New offensive in DVD-by-mail war

Netflix shares torpedoed by Blockbuster's price cuts

Shares of Netflix Inc. were in free fall Tuesday after Blockbuster Inc. unveiled new lower-priced online rental subscription plans and an analyst downgraded Netflix to "sell" and cut his price target by $10 as a result.

The stock closed down 8.4% at $20.08 after going as low as $19.89 in intraday trading. The drop made Netflix the biggest decliner on The Hollywood Reporter Showbiz 50 stock index. During the past year, the stock has traded from $18.12-$30.

Blockbuster said Tuesday that it has decided to offer new online subscriptions under the moniker Blockbuster By Mail that are about $1 cheaper per month than its existing plans under the Blockbuster Total Access name but don't allow for the choice of online or in-store rentals all the time.

Movies returned to a store can't be exchanged for the free in-store rentals available to Blockbuster Total Access subscribers, but By Mail subscribers will receive a coupon good for one free in-store movie or game rental per month.

The company's most popular plan — allowing customers to have three films at any time — will cost $16.99 a month in its By Mail version, $1 less than in the Total Access offer. Its cheapest By Mail subscriber plan costs $4.99 per month, compared with $5.99 in the Total Access version.
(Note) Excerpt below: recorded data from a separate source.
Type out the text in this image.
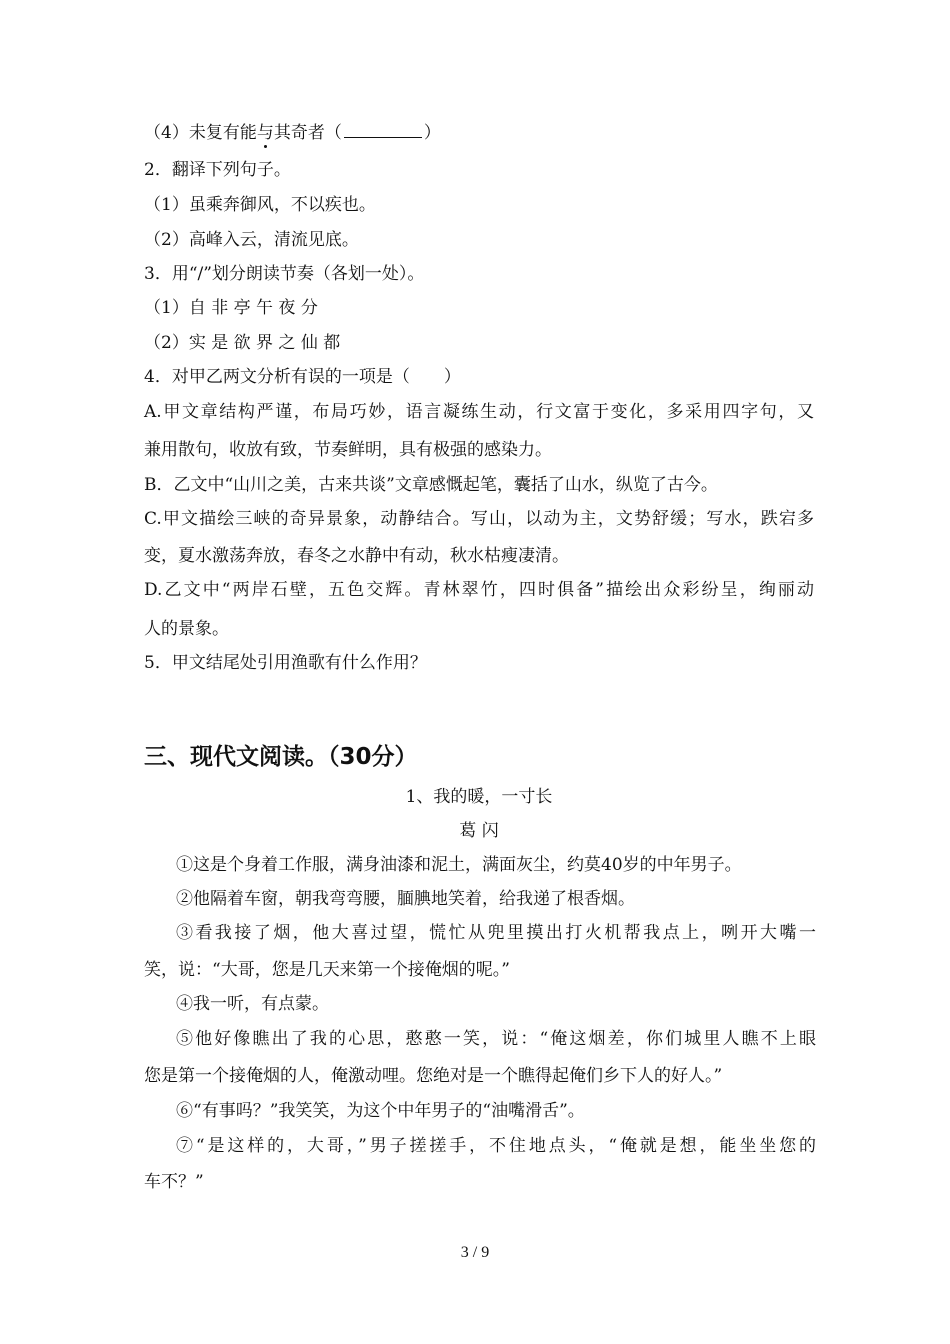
（4）未复有能与其奇者（	）
2．翻译下列句子。
（1）虽乘奔御风，不以疾也。
（2）高峰入云，清流见底。
3．用“/”划分朗读节奏（各划一处）。
（1）自 非 亭 午 夜 分
（2）实 是 欲 界 之 仙 都
4．对甲乙两文分析有误的一项是（　　）
A.甲文章结构严谨，布局巧妙，语言凝练生动，行文富于变化，多采用四字句，又
兼用散句，收放有致，节奏鲜明，具有极强的感染力。
B．乙文中“山川之美，古来共谈”文章感慨起笔，囊括了山水，纵览了古今。
C.甲文描绘三峡的奇异景象，动静结合。写山，以动为主，文势舒缓；写水，跌宕多
变，夏水激荡奔放，春冬之水静中有动，秋水枯瘦凄清。
D.乙文中“两岸石壁，五色交辉。青林翠竹，四时俱备”描绘出众彩纷呈，绚丽动
人的景象。
5．甲文结尾处引用渔歌有什么作用？
三、现代文阅读。（30分）
1、我的暖，一寸长
葛 闪
①这是个身着工作服，满身油漆和泥土，满面灰尘，约莫40岁的中年男子。
②他隔着车窗，朝我弯弯腰，腼腆地笑着，给我递了根香烟。
③看我接了烟，他大喜过望，慌忙从兜里摸出打火机帮我点上，咧开大嘴一
笑，说：“大哥，您是几天来第一个接俺烟的呢。”
④我一听，有点蒙。
⑤他好像瞧出了我的心思，憨憨一笑，说：“俺这烟差，你们城里人瞧不上眼
您是第一个接俺烟的人，俺激动哩。您绝对是一个瞧得起俺们乡下人的好人。”
⑥“有事吗？”我笑笑，为这个中年男子的“油嘴滑舌”。
⑦“是这样的，大哥，”男子搓搓手，不住地点头，“俺就是想，能坐坐您的
车不？”
3 / 9
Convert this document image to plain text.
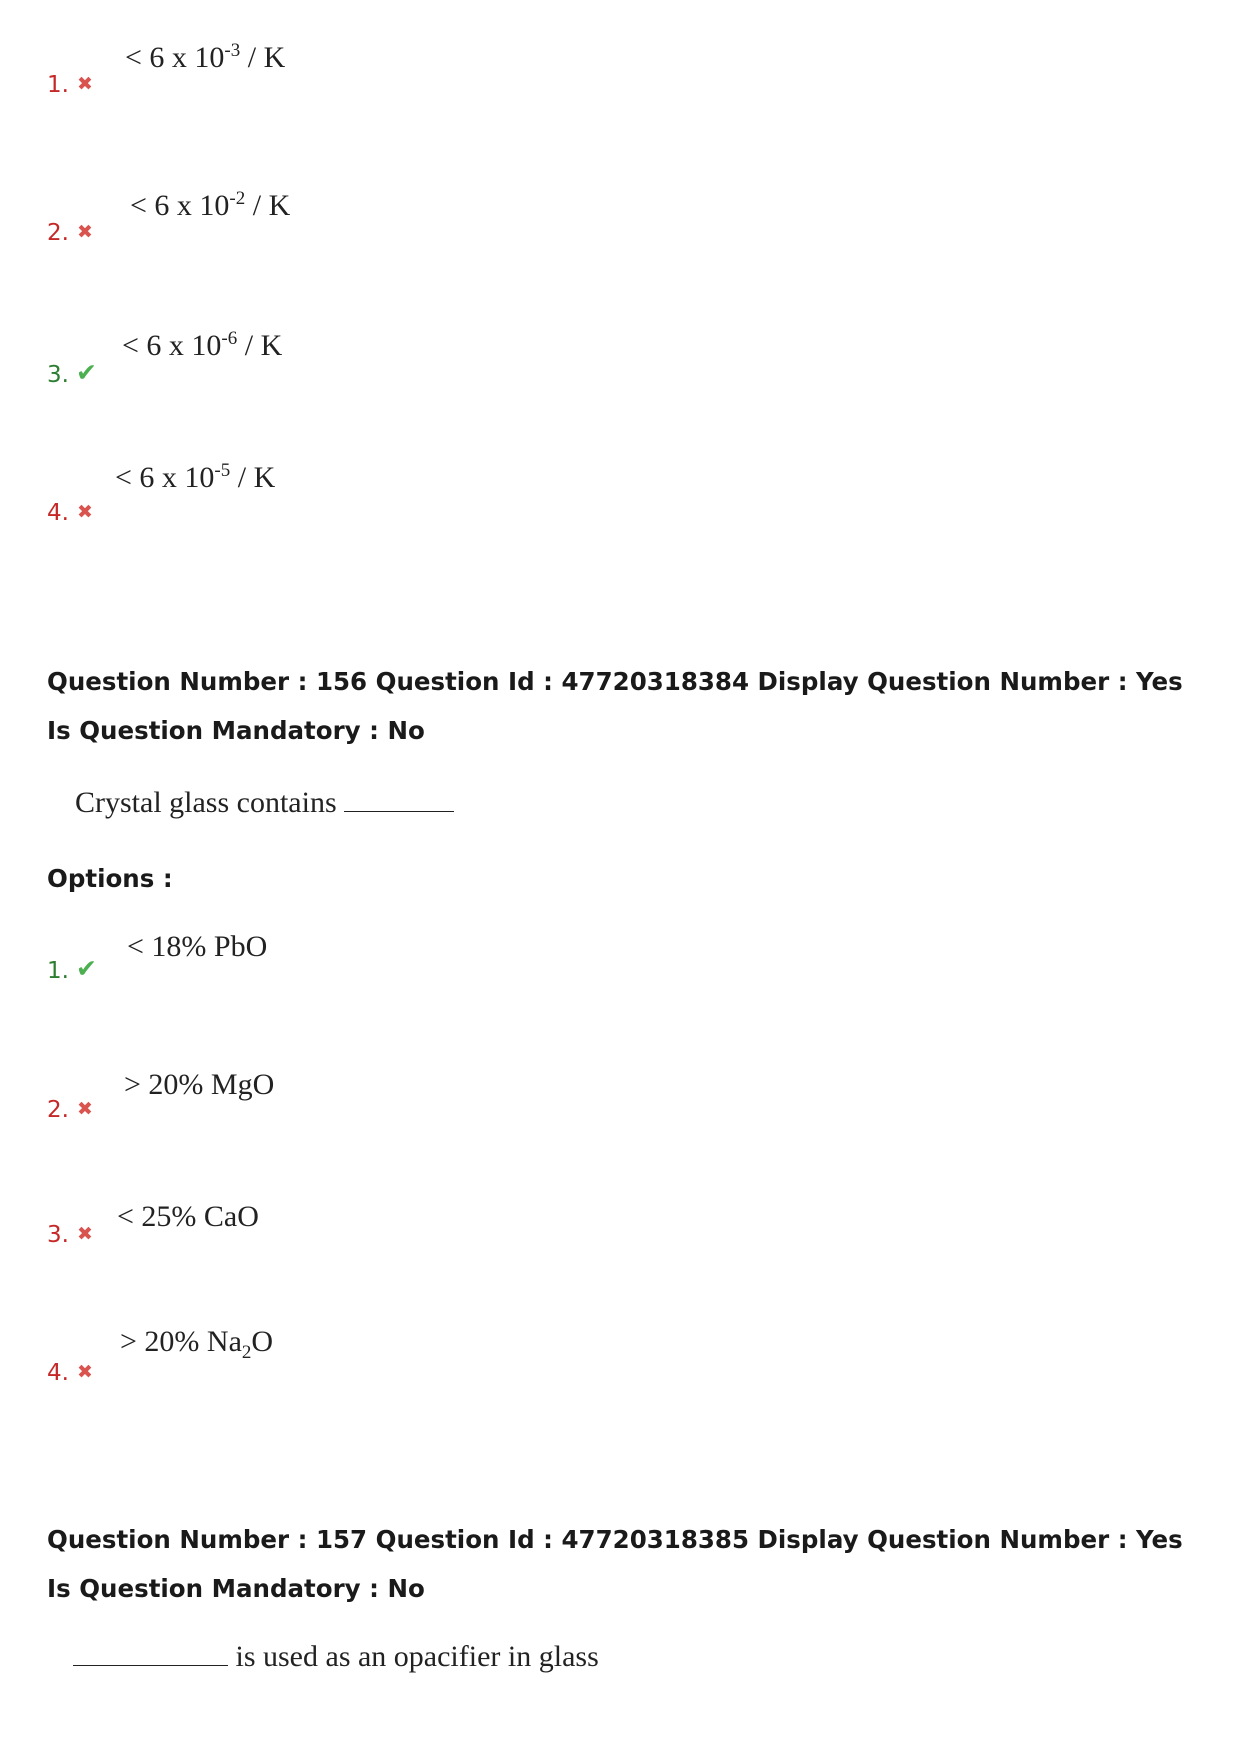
1. ✖
< 6 x $10^{-3}$ / K
2. ✖
< 6 x $10^{-2}$ / K
3. ✔
< 6 x $10^{-6}$ / K
4. ✖
< 6 x $10^{-5}$ / K
Question Number : 156 Question Id : 47720318384 Display Question Number : Yes Is Question Mandatory : No
Crystal glass contains
Options :
1. ✔
< 18% PbO
2. ✖
> 20% MgO
3. ✖
< 25% CaO
4. ✖
> 20% $Na_2O$
Question Number : 157 Question Id : 47720318385 Display Question Number : Yes Is Question Mandatory : No
is used as an opacifier in glass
"The online rental market is projected to increase 43% during 2007, and through Blockbuster Total Access and now Blockbuster By Mail, we intend to capture our share of that growth, broaden our customer base and remain the fastest-growing online rental service in the marketplace," said Shane Evangelist, senior vp and GM of Blockbuster Online.

Blockbuster By Mail allows subscribers to return online rentals by either mail or drop-off at a store. "This will allow subscribers to generally get their online movie(s) a day faster than if they had dropped the return movies in the mail themselves," the company said.

"While we believe Blockbuster Total Access offers the best value in the marketplace, we recognize some consumers may not live near a store or aren't interested in taking advantage of the free in-store rentals they can get through Blockbuster Total Access," Evangelist said.

As of April 1, the company had about 3 million Total Access subscribers, including about 2.8 million paying customers.

Meanwhile, Citigroup analyst Tiny Wible cut Netflix shares from "hold" to "sell" and reduced his price target from $25 to $15, arguing that the new Blockbuster products look "very much like Netflix's traditional product with price points on the most popular plans $1 below Netflix."

"The price cuts will likely increase the competitive pressures on Netflix and make it significantly more difficult to sustain earnings," he added.

Blockbuster shares closed down 3% on Tuesday to $3.95.